Court Opinion

ID: 8193405
Source: CourtListenerOpinion
Date Created: 2022-09-09 23:16:32.965122+00
Date Added: 2024-06-11T16:40:40.951801
License: Public Domain

Vinje, J.
Whether the acceptance by defendant of the agreement set out in the statement of facts amounted to a contract on his part to carry out one or the other of the alternative offers therein made, which could be enforced by the Thomas Nurseries, Inc., or amounted only to an acceptance of two options either of which he could or need not carry out, he nevertheless received a valuable consideration for his promise to pay the $100 to plaintiff. He had paid $900 on his contract and by its terms it was defaulted. As a consideration for a reinstatement 'of the contract and an extension of the time of payment he was given the specified options and was to receive credit on his contract for the $100 to be paid to plaintiff. There is no dispute but that if defendant owed plaintiff anything it is the full sum of $100 and interest.

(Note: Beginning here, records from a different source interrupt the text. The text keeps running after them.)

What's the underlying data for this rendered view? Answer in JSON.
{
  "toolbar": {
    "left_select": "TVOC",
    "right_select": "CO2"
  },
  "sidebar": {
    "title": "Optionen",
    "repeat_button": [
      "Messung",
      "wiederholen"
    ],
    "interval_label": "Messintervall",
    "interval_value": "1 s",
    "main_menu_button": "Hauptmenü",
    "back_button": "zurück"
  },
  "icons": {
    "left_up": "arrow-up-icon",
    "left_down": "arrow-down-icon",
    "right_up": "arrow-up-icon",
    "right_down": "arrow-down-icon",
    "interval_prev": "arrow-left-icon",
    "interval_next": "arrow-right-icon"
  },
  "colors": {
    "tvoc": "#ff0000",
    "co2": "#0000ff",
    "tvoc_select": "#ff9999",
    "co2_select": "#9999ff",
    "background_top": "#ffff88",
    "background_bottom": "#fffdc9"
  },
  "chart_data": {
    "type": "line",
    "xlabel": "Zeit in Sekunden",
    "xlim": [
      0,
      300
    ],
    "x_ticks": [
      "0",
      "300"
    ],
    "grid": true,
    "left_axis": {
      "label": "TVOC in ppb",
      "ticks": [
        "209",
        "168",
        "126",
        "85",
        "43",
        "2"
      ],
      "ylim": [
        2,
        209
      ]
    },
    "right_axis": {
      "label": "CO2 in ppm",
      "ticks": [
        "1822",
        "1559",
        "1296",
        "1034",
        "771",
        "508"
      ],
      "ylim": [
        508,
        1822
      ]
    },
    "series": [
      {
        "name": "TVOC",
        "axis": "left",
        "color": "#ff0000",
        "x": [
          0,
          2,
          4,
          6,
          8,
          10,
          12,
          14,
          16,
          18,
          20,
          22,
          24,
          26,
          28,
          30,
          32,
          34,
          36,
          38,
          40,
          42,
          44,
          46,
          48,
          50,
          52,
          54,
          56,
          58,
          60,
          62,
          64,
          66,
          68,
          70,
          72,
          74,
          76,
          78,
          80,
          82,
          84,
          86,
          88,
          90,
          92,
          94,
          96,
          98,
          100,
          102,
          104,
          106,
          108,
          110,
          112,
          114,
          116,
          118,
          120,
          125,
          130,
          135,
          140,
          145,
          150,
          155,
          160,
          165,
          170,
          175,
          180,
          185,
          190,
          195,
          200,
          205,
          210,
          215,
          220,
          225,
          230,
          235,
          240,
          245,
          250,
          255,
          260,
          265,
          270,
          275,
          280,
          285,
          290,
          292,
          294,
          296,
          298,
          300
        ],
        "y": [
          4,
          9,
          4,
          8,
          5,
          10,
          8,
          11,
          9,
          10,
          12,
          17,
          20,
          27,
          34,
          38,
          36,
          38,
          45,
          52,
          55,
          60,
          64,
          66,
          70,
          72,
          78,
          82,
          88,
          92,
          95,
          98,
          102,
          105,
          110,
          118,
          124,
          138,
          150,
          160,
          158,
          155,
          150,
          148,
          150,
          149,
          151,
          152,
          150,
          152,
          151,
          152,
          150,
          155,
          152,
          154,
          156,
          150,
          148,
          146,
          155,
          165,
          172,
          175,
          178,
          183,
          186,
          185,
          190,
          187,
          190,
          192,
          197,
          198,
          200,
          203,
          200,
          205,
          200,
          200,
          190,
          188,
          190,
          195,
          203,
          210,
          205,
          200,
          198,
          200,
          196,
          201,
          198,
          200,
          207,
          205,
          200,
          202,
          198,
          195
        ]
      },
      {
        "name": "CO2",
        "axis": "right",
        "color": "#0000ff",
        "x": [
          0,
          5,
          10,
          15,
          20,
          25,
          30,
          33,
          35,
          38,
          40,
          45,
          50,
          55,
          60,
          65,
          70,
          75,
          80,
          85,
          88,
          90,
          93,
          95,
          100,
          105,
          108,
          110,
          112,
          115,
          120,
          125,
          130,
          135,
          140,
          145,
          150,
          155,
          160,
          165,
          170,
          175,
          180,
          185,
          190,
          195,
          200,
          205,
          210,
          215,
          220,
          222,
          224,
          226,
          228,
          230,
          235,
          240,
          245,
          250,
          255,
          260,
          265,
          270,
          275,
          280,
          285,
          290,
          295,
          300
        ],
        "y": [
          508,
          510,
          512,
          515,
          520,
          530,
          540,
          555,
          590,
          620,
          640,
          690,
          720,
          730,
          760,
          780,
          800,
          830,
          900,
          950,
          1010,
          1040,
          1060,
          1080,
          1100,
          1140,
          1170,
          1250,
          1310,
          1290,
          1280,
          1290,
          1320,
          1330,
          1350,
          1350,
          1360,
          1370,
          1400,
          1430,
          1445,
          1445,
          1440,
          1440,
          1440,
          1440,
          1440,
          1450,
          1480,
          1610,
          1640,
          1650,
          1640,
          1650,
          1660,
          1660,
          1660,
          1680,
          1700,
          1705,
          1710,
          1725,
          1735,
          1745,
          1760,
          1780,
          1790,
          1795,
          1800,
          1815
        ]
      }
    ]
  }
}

It will be noticed that both options provide for the payment to plaintiff of the $100. The fact that defendant did not see fit to avail himself of the benefits of his contract cannot affect plaintiff’s right to recover. He did not, as the circuit court seemed to think, promise to pay it on condition that he availed himself of the contract. The acceptance is absolute. There is no condition expressed and none can be implied. He received a valuable consideration for his promise, to wit, the continuing in force of a defaulted contract and the application of plaintiff’s $100 payment on his own contract if carried out. It was relied upon by plaintiff and consented to by the Thomas Nurseries, Inc., and that amounts to a valid novation. T. W. Stevenson Co. *357v. Peterson, 163 Wis. 258, 157 N. W. 750. It is true that the consent of plaintiff to the substitution of defendant as his debtor was not embodied in the written agreement, but that may be shown by parol or. by circumstances and the conduct of the parties. T. W. Stevenson Co. v. Peterson, supra. Here there was no material dispute about the fact that plaintiff accepted defendant as his debtor and released the Thomas Nurseries, Inc. The giving of the promissory note, in defendant’s handwriting, though void by reason of its execution on Sunday, shows that such was the understanding. It recites that it was for a land transaction, and the subsequent oral agreements made on secular days to pay this sum in a sense ratify the Sunday note though it is not made the cause of action.
The Thomas Nurseries, Inc., parted with a valuable consideration in reinstating defendant’s defaulted contract and giving the options. The defendant received this consideration, and because of it and the credit of $100 he was to receive upon his own contract he agreed to pay plaintiff the $100. As before stated, the fact that he later concluded not to carry out either option did not destroy the consideration he received nor the promise that his acceptance constituted, especially in view of the subsequent conduct of the parties showing a reliance upon the promise on the part of plaintiff and an acknowledgment thereof on the part of defendant.
By the Court. — Judgment reversed, and cause remanded with directions to affirm the judgment of the civil court.
Rosenberry, Esci-iweiler, and Owen, JJ., dissent.